Dying young: making gadgets for Apple, Motorola, HP, Dell, Nokia

Suicide can be viewed as the tip of an iceberg, an indicator of the quality of life and of broader problems, according to the OECD Factbook. By that standard, a huge factory in southern China may be the epicenter of broader human problems yet to be exposed.

In the five months before May 25, nine workers – all between 18 and 25 – committed suicide at the Shenzen plant of a Taiwan-owned multinational, Foxconn Technology Inc., a leading supplier of electronic goods with leading brand names.

But even before this May, Foxconn was the scene of repeated tragedy. On June 18, 2007, a 19-year old Hunan worker, was found hung to death in the toilet of her dormitory room. On January 16, 2009, a 25-year old worker jumped to his death from a 14th floor window. On July 16, 2009, a 25-year-old office worker, accused of losing one of 16 prototypes of Apple’s fourth generation iPhone, jumped to death from the 12th floor of his apartment building.

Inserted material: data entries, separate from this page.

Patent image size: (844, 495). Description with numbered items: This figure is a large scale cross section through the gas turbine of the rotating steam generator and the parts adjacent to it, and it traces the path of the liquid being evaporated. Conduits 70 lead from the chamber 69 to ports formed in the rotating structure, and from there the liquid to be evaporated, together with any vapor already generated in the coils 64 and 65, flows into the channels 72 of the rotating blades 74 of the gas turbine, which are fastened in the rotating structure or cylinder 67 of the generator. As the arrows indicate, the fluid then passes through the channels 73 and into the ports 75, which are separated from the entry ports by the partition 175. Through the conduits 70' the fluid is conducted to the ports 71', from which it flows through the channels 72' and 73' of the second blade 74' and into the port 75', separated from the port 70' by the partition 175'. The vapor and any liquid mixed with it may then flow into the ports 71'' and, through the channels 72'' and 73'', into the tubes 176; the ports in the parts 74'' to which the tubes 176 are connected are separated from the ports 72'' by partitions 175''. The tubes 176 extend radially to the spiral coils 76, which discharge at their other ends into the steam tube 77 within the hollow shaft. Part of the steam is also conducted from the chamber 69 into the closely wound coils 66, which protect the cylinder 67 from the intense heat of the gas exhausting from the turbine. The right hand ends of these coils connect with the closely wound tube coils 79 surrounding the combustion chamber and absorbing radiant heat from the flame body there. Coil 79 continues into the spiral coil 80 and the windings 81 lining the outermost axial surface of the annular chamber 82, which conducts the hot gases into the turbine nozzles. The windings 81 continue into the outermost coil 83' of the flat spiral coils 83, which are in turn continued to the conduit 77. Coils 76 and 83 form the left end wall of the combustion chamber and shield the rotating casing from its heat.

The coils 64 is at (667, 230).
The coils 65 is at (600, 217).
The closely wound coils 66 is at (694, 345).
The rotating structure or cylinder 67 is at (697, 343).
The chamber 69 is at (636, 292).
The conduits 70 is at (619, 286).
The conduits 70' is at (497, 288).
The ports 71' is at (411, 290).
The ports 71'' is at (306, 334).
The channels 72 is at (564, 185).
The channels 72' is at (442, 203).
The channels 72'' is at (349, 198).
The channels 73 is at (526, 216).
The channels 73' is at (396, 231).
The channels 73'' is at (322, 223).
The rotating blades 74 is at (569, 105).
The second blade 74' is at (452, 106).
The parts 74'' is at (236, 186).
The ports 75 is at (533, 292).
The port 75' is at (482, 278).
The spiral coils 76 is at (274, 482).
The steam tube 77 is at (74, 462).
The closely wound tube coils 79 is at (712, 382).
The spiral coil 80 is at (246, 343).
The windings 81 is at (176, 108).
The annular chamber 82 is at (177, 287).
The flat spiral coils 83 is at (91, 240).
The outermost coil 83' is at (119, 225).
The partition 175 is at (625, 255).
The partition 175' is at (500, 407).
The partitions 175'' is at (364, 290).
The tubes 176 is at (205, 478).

That list of Foxconn’s death toll is from “Dying Young: Suicide & China’s booming economy,” published May 25 by a Hong Kong-based NGO, Students and Scholars against Corporate Misbehavior (SACOM), founded in 2005. From conversations outside Foxconn’s walls, the group found that most of the interviewed workers described the stress of work with examples like these:

-- They were not allowed to talk with others on the same production line, and so did not get to know their colleagues
-- Isolation from each other often extends even to those in the same dormitory, partly because of excessive overtime.
-- Even with overtime exceeding 100 hours a month, they could not afford to buy the products they make.
On the morning of May 25, representatives of SACOM and other NGOs staged a protest outside Foxconn’s headquarters in Hong Kong to express concerns over the suicides and to demand reforms, including payment of a living wage and permitting establishment of genuine worker organizations the factory.

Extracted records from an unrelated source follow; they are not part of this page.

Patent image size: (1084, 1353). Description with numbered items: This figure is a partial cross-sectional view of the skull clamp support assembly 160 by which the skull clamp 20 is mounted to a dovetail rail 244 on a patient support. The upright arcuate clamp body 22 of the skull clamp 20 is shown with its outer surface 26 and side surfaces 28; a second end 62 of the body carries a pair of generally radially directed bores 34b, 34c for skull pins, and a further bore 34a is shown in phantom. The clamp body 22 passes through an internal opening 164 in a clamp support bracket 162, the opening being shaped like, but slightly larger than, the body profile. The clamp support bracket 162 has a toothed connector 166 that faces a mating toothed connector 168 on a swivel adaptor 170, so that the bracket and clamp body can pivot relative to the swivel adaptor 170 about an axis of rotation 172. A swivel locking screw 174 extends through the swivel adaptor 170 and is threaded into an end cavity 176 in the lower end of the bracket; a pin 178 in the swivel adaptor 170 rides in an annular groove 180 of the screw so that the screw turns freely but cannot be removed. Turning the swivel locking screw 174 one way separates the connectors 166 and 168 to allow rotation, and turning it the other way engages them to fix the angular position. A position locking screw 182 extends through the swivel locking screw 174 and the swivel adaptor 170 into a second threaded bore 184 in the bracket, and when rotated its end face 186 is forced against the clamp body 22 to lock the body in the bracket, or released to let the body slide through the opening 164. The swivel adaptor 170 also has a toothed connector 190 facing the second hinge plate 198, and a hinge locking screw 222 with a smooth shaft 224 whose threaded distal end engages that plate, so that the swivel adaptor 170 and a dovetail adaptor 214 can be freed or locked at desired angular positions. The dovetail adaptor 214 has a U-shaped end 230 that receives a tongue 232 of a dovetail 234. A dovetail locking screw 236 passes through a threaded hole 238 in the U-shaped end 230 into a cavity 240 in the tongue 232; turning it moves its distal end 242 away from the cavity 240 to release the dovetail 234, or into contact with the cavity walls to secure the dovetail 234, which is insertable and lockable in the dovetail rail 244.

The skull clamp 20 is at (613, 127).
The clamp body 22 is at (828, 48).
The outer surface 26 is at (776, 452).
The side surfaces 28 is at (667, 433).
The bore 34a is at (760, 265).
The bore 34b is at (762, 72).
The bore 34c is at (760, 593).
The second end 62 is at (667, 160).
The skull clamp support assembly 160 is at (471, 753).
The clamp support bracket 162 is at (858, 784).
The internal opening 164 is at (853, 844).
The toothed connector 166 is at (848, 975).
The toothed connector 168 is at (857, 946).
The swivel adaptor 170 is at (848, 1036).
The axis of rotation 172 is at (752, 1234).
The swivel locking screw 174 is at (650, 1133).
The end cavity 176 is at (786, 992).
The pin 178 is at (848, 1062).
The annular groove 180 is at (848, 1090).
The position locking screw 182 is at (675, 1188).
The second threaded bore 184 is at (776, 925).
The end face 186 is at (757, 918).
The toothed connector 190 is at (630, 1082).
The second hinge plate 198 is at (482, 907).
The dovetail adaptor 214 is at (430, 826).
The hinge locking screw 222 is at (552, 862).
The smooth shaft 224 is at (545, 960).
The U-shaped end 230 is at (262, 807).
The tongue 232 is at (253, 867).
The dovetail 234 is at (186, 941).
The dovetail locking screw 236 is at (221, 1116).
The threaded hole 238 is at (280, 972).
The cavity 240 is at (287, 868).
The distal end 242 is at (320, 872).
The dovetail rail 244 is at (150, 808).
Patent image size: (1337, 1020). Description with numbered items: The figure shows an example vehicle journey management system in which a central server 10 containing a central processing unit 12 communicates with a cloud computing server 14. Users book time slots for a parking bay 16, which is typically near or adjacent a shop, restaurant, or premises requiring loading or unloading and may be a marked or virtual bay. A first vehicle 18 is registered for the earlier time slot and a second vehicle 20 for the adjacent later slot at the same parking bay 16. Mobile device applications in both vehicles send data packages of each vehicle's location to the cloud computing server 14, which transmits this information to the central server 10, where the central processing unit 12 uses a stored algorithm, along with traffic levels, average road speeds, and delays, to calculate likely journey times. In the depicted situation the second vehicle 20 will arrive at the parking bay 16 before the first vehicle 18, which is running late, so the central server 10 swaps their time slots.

Terry Guo, founder and chairman of Hon Hai, Foxconn’s parent company, rushed to Shenzen for a press conference on May 25. He urged the media not to misrepresent the situation at the factory.

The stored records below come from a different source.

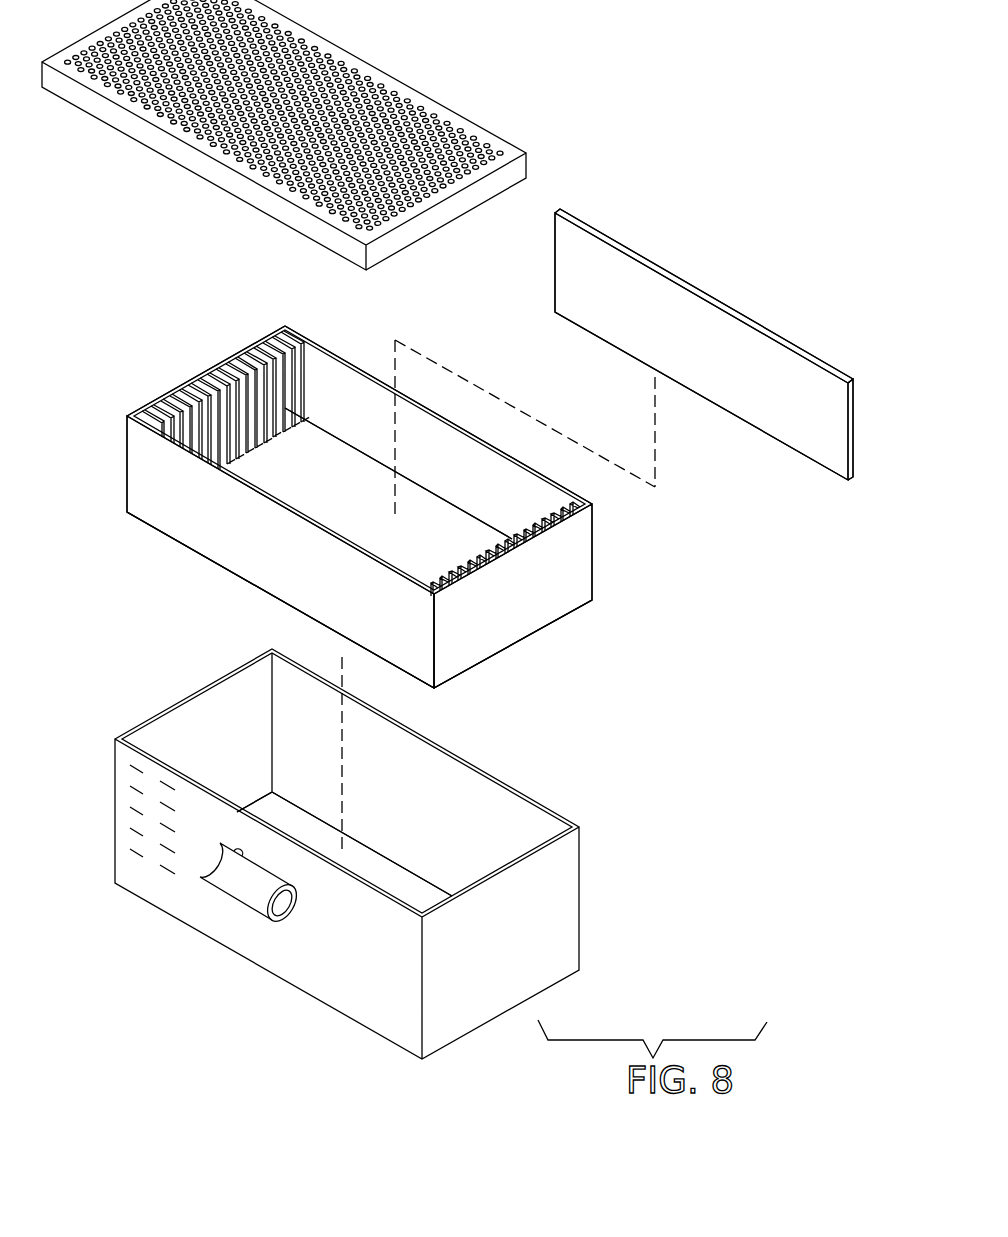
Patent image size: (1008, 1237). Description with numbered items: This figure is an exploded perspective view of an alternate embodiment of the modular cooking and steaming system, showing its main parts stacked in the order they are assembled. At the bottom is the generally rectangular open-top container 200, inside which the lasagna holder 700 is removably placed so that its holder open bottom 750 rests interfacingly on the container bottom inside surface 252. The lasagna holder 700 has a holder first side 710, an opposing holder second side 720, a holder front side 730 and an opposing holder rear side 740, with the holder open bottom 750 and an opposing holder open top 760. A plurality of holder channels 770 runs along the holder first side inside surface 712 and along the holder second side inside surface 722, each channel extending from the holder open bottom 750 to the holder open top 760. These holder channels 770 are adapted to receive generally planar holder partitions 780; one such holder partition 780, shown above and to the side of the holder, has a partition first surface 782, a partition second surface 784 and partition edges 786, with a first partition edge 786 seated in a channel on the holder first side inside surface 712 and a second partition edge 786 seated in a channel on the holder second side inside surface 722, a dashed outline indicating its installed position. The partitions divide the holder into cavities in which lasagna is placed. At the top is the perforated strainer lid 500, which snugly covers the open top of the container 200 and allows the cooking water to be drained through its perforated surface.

The strainer lid 500 is at (410, 90).
The lasagna holder 700 is at (381, 506).
The holder first side 710 is at (532, 603).
The holder first side inside surface 712 is at (498, 530).
The holder second side 720 is at (177, 388).
The holder second side inside surface 722 is at (212, 372).
The holder front side 730 is at (193, 515).
The holder rear side 740 is at (347, 357).
The holder open bottom 750 is at (480, 663).
The holder open top 760 is at (257, 468).
The holder channel 770 is at (225, 369).
The holder partition 780 is at (731, 358).
The partition first surface 782 is at (618, 277).
The partition second surface 784 is at (748, 317).
The partition edge 786 is at (852, 437).
The container 200 is at (364, 851).
The container bottom inside surface 252 is at (413, 887).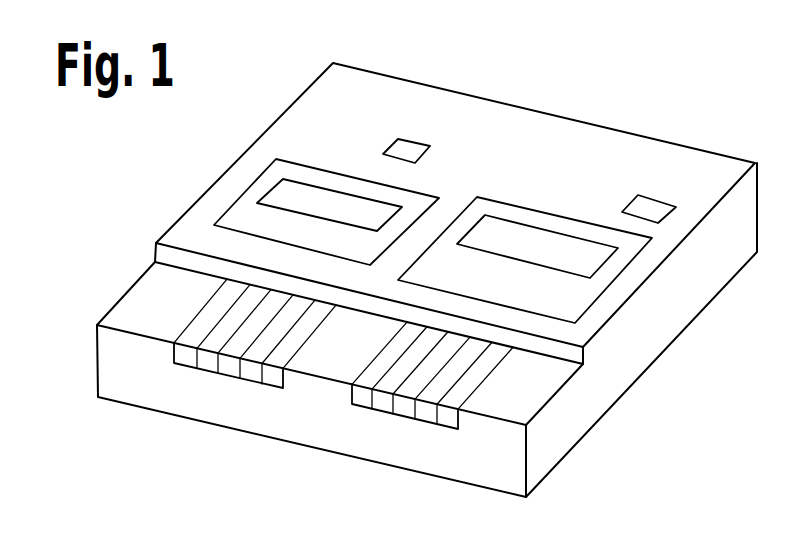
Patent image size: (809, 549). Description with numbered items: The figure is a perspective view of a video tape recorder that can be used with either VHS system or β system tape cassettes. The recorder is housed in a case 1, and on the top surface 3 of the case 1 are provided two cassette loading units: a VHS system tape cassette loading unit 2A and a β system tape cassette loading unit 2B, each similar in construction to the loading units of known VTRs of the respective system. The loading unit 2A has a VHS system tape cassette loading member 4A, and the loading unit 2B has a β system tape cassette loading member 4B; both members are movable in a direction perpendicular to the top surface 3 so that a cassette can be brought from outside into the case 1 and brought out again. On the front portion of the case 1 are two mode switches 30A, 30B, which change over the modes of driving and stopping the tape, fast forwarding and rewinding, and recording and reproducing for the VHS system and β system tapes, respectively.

The case 1 is at (685, 316).
The top surface 3 is at (562, 138).
The VHS system tape cassette loading unit 2A is at (537, 242).
The β system tape cassette loading unit 2B is at (342, 196).
The VHS system tape cassette loading member 4A is at (575, 228).
The β system tape cassette loading member 4B is at (415, 202).
The mode switch 30A is at (448, 415).
The mode switch 30B is at (274, 375).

“We are definitely not a sweatshop,” he insisted.

Maybe not in some legal definitions of the term. But it is a sweatshop in the sense experienced by Mr. Guo’s workers (and many millions of other working women and men around the world): a workplace that sweats the utmost out of its workers while giving them the very least in return, monetarily and otherwise. (GlobalPost has called them “silicon sweatshops.”)

SACOM’s Website documents that fact for Foxconn at http://sacom.hk/archives/640. An abbreviated version of “Dying Young” is available there, and contains the link to the full report, which runs 11 pages, including endnotes.

Foxconn is a member of the Electronic Industry Citizenship Coalition (EICC), whose members pledge to uphold high labor and social standards.